Brazil, the second biggest exporter of steel to the U.S. is fearing a devastating impact from steel tariffs. CGTN’s Lucrecia Franco, in Rio, has more.
U.S. plans to impose a 25 percent tariff on steel and 10 percent on aluminum was suspended until the end of April, but then came back in the form of an ultimatum: quotas or tariffs. Brazil’s Trade Union Representative Joao Carlos Goncalves says, nearly 100,000 jobs could be at risk, “not only in the steel steel industry, but spread out across the entire production chain.”
For now, Brazil’s steel industry opted, in principal, to accept quotas because of its large volume of exports. The aluminum industry, a smaller exporter, has accepted the tariffs.

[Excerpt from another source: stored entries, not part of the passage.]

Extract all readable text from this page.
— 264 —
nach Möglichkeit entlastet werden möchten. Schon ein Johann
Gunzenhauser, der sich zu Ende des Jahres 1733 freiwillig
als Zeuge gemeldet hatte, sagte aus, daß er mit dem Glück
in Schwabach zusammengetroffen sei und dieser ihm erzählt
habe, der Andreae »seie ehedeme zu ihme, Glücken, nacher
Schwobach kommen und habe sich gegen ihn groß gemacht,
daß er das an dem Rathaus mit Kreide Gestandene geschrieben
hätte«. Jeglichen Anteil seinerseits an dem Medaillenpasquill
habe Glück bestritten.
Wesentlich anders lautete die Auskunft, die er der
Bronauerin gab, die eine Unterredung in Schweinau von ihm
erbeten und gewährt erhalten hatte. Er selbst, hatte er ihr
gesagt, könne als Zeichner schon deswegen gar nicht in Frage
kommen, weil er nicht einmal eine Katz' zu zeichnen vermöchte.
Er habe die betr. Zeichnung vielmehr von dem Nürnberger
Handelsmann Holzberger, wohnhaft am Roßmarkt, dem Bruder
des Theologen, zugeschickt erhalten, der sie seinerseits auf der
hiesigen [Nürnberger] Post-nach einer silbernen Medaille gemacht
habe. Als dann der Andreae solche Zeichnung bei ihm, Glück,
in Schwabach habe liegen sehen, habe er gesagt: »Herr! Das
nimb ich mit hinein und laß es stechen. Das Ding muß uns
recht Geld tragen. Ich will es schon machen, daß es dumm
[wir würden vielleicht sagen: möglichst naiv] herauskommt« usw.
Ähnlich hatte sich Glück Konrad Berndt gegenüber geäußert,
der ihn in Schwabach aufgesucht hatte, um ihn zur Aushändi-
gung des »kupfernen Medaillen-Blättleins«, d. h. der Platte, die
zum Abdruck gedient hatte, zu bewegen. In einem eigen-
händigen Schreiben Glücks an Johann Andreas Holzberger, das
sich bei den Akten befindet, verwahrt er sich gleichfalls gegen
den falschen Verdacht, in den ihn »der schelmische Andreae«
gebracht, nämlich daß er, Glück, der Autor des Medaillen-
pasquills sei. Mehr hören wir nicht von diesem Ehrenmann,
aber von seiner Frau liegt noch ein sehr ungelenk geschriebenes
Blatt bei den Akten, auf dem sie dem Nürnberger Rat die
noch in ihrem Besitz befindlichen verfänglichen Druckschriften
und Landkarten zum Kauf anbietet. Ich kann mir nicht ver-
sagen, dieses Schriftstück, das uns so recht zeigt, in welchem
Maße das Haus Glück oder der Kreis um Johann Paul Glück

“The imposition of a tariff would harm our industry, would lead our industry to decrease our exports to the U.S. and would also lead our coal imports from the U.S. to decrease as well. So I don’t see which side is taking more advantage of all that.” said Ambassador Luis Augusto Castro Neves from the Brazil China Business Council
For Li Yang, Chinese General Consul to Rio de Janeiro, Brazil will be an important strategic ally in a response to the United States. “There is a new factor. This is a war imposed by President Trump. Against this new backdrop we should move more rapidly closer and closer towards each other.”
Brazil’s metal industry is worried that exports could be reduced by between 20 and 60 percent. Last year alone, Brazil sold 4.7 million tons of steel to the U.S.
While President Michel Temer has been cautious in his response to the new U.S. tariffs, he has not discarded taking the issue to the World Trade Organization.